Saturday, September 5, 2009
Ex-Formula One Designer Creating New Fuel-Efficient City Car
Gordon Murray may have been responsible for some of the most highly prized race cars and one legendary sports car, but his latest trick will be far more fuel-efficient, with space enough for a threesome.
The Gordon Murray Design T.25 City Car, Interior Configurations: Ex-Formula One race car designer Gordon Murray's tiny T.25 City Car prototype is designed around a central driving position, offering six different interior layouts that can be arranged within 30 seconds. Aside from the driver, either two 6'2" passengers or up to six shopping carts' worth of groceries can be stowed. Gordon Murray Design
Auto racing wonks know Gordon Murray as a designer of winning Formula One cars, who also happened to devise one of the fastest sports cars of the past 20 years -- the McLaren F1. But as we've mentioned, Murray's been spending most of his time lately on slower pursuits; in particular, a fuel-efficient city car. New details on that car, named T.25, came to light today, as Gordon Murray Design revealed a striking new seating layout. Granted, it's not the sexiest of car-tech news you'll get today, but it does prove that, given a problem to solve, good designers can always manage outside-the-pod thinking.

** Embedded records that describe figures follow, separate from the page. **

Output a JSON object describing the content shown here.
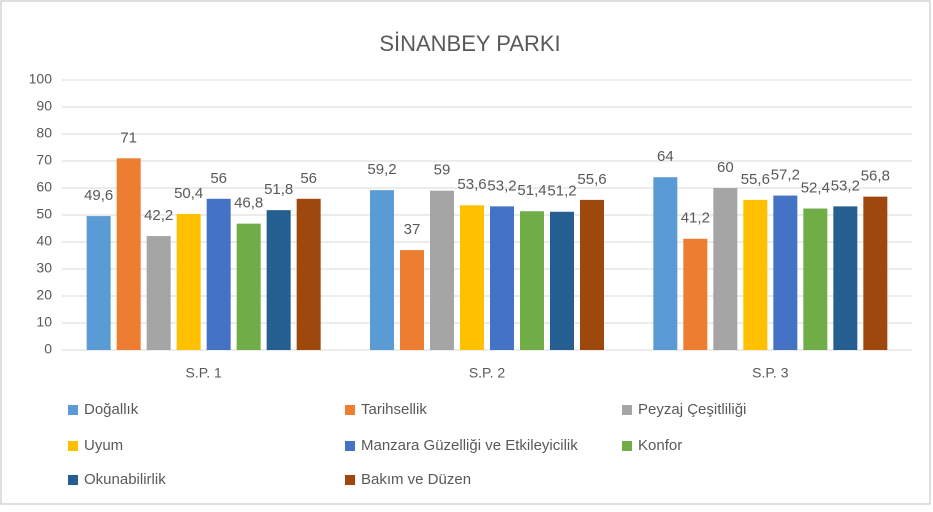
{
  "chart_data": {
    "type": "bar",
    "title": "SİNANBEY PARKI",
    "categories": [
      "S.P. 1",
      "S.P. 2",
      "S.P. 3"
    ],
    "series": [
      {
        "name": "Doğallık",
        "color": "#5b9bd5",
        "values": [
          49.6,
          59.2,
          64
        ],
        "value_labels": [
          "49,6",
          "59,2",
          "64"
        ]
      },
      {
        "name": "Tarihsellik",
        "color": "#ed7d31",
        "values": [
          71,
          37,
          41.2
        ],
        "value_labels": [
          "71",
          "37",
          "41,2"
        ]
      },
      {
        "name": "Peyzaj Çeşitliliği",
        "color": "#a5a5a5",
        "values": [
          42.2,
          59,
          60
        ],
        "value_labels": [
          "42,2",
          "59",
          "60"
        ]
      },
      {
        "name": "Uyum",
        "color": "#ffc000",
        "values": [
          50.4,
          53.6,
          55.6
        ],
        "value_labels": [
          "50,4",
          "53,6",
          "55,6"
        ]
      },
      {
        "name": "Manzara Güzelliği ve Etkileyicilik",
        "color": "#4472c4",
        "values": [
          56,
          53.2,
          57.2
        ],
        "value_labels": [
          "56",
          "53,2",
          "57,2"
        ]
      },
      {
        "name": "Konfor",
        "color": "#70ad47",
        "values": [
          46.8,
          51.4,
          52.4
        ],
        "value_labels": [
          "46,8",
          "51,4",
          "52,4"
        ]
      },
      {
        "name": "Okunabilirlik",
        "color": "#255e91",
        "values": [
          51.8,
          51.2,
          53.2
        ],
        "value_labels": [
          "51,8",
          "51,2",
          "53,2"
        ]
      },
      {
        "name": "Bakım ve Düzen",
        "color": "#9e480e",
        "values": [
          56,
          55.6,
          56.8
        ],
        "value_labels": [
          "56",
          "55,6",
          "56,8"
        ]
      }
    ],
    "ylim": [
      0,
      100
    ],
    "yticks": [
      0,
      10,
      20,
      30,
      40,
      50,
      60,
      70,
      80,
      90,
      100
    ],
    "grid": true,
    "legend": "bottom"
  }
}
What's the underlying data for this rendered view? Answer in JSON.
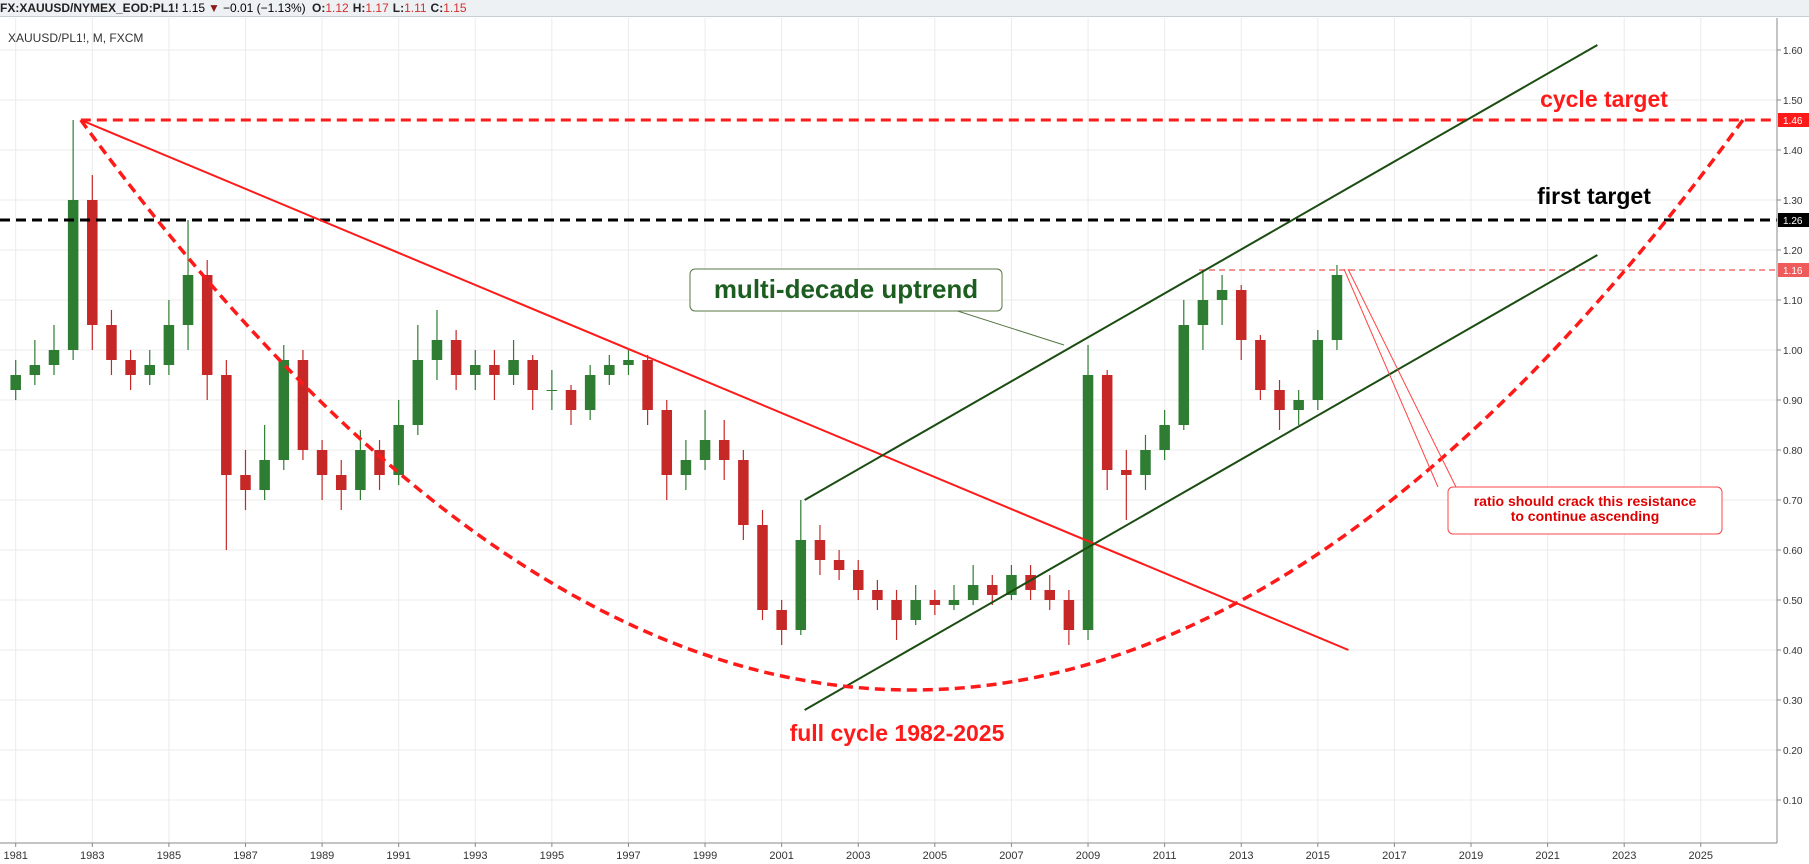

The T.25 City Car's interior arrangement stems from a central driving position; the driver takes up most of the tiny car's forward interior space. But for passengers and cargo, Murray came up with a system by which each one of six seating and stowage layouts can be adapted within 30 seconds, accommodating either two 6'2" adults or 26.5 cubic feet of cargo. The latter arrangement, the company says, is enough to pack in six shopping carts' worth of stuff.
Murray calls the central driving position, officially, 'iCentre®', a concept he put forth during his Mechanical Engineering studies at Durban Institute of Technology in South Africa in the mid-1960s. His first (and only) production car with the three-seat configuration was the McLaren F1 from the late 1990s, which hit 240 mph and cost upward of $2 million.
Murray says the T.25's seating and cargo system will give it an advantage over its rival Smart Fortwo, a two-seater with 7.8 cubic feet of luggage capacity. The T.25 will also have a push-button transmission instead of a gear lever, with the options of fully automatic or manual.
And the T.25 isn't only small, but Murray, who's also working on a successor to the F1 supercar, says it'll take less space to build than a typical car. His iStream® Manufacturing process, he says, will reduce the area and investment of a typical car factory by 80%.
Now all he needs is someone to build it. Any takers?